Thursday, March 13, 2008

Dreams of Dill

Every year I plant dill in my garden. It is a great plant to have around. Fresh dill adds extra flavor to so many dishes - creamy dressings, salads, sandwiches, veggie wraps, and so many others. It grows to about 2 feet tall, and it's feathery leaves make a lovely contrast to other garden plants.

Or at least that is how I always imagine it when I plant it. Some years I start from seed, others from a nursery transplant. My hope is that one year I will have a dill plant that actually survives.

Snails love dill. (Actually, the snails around here are very voracious, and will eat just about anything, especially when the plants are small.) So every year I plant some dill plants, and try various things to protect them from the snails. I start with the organic solutions, since I prefer to grow an organic garden.

1. Sprinkle a ring of crushed eggshells around the plant. The snails are not supposed to cross it, since is sharp and rough. Unfortunately, someone forgot to tell the snails where I live. I planted my dill plant, circled it with eggshells, and woke up the next morning to a decimated plant.

2. Diatomaceous earth. Supposedly works the same way as the eggshells. I guess it does, because once again I woke up to decimated dill plants.

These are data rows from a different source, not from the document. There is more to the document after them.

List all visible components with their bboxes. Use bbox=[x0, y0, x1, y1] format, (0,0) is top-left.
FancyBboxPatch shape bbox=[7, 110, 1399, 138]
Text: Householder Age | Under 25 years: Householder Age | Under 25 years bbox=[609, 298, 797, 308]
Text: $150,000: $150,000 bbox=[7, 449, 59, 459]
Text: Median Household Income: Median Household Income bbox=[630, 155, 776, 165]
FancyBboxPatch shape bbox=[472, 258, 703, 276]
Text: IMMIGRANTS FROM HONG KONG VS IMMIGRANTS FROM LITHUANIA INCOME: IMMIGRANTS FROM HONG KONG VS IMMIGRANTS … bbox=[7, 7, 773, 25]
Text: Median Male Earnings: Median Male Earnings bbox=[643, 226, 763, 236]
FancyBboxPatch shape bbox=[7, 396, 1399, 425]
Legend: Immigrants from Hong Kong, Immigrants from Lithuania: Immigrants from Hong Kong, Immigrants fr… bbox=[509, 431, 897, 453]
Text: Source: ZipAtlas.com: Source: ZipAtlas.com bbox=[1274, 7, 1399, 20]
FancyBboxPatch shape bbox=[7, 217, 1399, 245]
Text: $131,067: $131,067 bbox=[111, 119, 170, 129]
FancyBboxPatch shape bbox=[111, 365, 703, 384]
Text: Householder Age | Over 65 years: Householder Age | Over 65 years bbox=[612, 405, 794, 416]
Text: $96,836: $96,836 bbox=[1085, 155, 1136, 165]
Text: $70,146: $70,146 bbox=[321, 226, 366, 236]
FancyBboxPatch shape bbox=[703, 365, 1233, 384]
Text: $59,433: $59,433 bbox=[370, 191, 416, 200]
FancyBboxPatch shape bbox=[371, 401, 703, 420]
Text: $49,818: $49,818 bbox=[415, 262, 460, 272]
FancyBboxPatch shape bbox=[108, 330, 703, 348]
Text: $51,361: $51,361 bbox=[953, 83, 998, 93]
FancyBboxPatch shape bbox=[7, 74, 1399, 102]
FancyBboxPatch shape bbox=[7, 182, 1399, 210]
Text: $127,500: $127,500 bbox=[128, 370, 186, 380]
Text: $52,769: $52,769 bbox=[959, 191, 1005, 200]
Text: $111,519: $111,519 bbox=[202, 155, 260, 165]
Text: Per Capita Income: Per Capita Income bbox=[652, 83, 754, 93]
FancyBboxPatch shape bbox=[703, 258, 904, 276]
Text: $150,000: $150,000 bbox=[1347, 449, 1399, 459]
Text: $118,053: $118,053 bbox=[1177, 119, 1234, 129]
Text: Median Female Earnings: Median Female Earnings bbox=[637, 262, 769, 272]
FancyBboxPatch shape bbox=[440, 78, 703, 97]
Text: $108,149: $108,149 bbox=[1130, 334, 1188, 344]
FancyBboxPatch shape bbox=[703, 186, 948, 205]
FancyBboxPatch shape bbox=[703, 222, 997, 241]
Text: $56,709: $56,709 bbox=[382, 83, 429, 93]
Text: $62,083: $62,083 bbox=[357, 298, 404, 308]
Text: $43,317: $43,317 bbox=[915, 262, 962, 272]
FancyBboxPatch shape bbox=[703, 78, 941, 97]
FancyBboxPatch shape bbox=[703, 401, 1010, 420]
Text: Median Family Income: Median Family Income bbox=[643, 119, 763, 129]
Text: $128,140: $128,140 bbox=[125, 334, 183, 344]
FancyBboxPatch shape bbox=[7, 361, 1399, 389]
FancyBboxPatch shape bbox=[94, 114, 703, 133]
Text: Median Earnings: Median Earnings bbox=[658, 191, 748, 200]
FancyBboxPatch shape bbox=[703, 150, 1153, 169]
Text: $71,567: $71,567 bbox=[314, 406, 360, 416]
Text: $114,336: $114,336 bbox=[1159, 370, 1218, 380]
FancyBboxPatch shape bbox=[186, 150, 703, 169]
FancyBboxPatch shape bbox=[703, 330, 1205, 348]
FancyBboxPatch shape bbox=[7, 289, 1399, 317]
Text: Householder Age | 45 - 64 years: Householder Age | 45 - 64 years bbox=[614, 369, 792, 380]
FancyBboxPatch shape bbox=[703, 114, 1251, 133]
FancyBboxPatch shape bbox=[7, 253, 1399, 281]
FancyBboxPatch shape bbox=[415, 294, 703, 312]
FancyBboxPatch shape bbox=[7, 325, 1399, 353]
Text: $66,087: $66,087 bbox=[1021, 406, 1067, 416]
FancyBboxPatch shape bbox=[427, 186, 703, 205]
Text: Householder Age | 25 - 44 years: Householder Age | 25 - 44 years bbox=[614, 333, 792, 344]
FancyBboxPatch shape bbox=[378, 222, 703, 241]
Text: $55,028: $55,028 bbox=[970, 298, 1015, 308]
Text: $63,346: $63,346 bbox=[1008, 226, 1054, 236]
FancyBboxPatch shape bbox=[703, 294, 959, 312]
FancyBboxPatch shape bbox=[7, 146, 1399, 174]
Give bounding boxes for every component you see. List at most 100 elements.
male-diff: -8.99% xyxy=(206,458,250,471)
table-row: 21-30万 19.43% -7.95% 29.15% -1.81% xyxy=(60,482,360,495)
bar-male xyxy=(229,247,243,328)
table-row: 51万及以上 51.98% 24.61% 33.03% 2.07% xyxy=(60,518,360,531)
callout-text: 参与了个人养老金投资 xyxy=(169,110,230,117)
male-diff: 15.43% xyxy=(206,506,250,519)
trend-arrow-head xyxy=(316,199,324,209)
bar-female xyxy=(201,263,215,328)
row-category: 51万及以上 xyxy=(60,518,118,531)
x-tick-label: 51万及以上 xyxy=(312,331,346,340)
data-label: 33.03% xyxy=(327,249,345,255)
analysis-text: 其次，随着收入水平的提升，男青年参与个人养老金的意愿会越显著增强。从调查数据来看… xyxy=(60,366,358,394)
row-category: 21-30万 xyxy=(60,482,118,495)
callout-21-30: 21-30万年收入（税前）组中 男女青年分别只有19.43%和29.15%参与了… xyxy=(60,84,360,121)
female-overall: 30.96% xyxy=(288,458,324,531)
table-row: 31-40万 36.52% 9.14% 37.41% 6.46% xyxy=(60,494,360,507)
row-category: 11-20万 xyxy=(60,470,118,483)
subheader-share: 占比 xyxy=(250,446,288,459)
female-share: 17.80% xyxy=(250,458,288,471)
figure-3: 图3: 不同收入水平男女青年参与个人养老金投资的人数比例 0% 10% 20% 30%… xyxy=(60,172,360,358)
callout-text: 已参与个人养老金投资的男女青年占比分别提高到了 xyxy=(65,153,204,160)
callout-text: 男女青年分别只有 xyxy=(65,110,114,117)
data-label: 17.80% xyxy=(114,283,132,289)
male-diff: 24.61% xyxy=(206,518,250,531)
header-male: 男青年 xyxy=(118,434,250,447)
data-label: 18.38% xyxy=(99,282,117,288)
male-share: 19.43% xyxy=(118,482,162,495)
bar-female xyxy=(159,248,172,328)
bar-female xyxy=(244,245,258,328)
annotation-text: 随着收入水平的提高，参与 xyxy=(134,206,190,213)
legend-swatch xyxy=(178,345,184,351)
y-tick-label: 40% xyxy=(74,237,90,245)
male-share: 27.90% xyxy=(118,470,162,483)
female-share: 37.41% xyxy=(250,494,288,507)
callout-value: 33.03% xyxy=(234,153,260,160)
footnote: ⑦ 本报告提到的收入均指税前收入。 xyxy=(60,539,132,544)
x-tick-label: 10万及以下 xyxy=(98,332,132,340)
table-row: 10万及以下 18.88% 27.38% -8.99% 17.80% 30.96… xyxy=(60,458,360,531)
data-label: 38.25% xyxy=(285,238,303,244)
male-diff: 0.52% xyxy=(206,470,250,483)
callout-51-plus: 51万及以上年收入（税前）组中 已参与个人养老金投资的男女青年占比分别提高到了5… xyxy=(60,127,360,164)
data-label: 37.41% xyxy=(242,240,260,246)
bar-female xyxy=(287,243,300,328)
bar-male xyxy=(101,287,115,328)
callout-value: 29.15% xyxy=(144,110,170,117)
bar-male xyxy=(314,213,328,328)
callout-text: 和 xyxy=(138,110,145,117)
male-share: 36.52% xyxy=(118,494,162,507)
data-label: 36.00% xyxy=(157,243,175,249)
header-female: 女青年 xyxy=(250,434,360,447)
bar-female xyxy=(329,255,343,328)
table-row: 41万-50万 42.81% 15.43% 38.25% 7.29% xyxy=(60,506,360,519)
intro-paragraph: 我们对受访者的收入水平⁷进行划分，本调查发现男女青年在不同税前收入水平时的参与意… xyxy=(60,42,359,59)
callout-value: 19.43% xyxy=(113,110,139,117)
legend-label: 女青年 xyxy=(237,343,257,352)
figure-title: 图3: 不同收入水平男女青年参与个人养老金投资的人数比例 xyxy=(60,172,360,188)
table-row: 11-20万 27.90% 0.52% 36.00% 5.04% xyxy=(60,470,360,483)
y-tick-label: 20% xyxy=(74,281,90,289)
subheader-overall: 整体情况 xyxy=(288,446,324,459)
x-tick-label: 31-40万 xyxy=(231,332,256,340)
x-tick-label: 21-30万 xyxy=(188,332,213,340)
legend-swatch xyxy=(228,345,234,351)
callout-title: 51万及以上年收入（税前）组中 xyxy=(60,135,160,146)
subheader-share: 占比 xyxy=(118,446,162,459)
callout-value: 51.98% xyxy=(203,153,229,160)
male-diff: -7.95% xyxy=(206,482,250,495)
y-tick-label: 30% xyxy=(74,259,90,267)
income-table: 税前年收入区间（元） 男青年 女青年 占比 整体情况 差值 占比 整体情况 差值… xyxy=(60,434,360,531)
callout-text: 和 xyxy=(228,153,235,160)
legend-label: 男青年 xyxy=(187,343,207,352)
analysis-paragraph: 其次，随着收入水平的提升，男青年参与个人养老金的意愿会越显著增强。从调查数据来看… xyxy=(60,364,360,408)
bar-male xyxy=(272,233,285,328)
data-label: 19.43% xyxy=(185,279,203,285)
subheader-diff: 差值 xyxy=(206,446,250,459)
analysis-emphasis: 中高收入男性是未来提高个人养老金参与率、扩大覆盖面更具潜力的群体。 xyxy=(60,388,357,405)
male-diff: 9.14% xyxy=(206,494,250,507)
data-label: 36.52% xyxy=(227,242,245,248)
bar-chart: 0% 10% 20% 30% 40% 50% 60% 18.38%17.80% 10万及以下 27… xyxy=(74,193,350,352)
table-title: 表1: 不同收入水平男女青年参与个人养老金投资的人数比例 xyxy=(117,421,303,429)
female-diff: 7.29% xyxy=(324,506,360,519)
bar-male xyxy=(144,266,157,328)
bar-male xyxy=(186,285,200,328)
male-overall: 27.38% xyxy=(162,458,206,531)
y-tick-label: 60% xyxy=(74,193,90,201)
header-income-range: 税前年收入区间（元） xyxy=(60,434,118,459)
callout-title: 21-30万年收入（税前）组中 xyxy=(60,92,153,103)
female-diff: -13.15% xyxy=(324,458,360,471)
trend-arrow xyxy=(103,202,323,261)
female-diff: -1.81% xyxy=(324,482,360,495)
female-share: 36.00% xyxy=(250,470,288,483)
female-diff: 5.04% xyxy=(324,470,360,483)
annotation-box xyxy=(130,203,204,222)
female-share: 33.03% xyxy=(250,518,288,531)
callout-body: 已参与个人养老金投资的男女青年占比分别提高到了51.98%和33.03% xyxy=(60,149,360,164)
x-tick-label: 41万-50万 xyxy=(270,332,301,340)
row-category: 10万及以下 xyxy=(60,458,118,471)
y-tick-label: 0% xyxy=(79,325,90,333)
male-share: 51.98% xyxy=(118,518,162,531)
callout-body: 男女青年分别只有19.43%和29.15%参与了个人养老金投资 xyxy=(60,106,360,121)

3. Put a copper strip around your plant. (The copper is supposed to create a small electrical charge that the snails don't like, and they will avoid crossing the copper strip.) These snails apparently crawled down a branch of a nearby plant, and enjoyed a lovely meal of dill. Then they finished off the leaves on the nearby plant!

4. Try the copper strip again, with no nearby plants. Somehow, those snails still found their way to the dill. Maybe I have a hybridized kind of snail that has learned how to hop or fly.

5. Sink containers half full of beer all around the garden. This is supposed to attract the snails, and they will leave your plants alone. Someone forgot to tell my snails that they like beer better than dill.

6. Go to extremes, and use some kind of commercialized snail bait. This might have worked better, but I couldn't bring myself to add those chemicals directly to my garden, and I just put it on the walks, patios, and nearby flowerbeds. I think I got rid of as many snails just picking them by hand and disposing of them as the snail bait did.

7. Give up, and plant a pot of dill on my kitchen counter. Come home from work to find my crazy cat chowing down on the dill plant.

It looks like my dream of dill plants in my garden will continue to be just that, a dream.

2 comments:

Anonymous said...

Hi Jan,
It's fun reading about your garden adventures. Try using hair clippings to deter the snails -- it really works for the slugs in WA when I used it. Just visit your neighborhood barber and get a bag of it and apply a good layer of hair around the plants. Hope that helps. We have snails here in Utah too and I"m going to try to garden here this year! Wish me luck!

Sally (sundaesarah)

jan123 said...

Sally, it's great to hear from you! I will have to try the hair clippings. Let me know how your garden grows, and how everything else is going.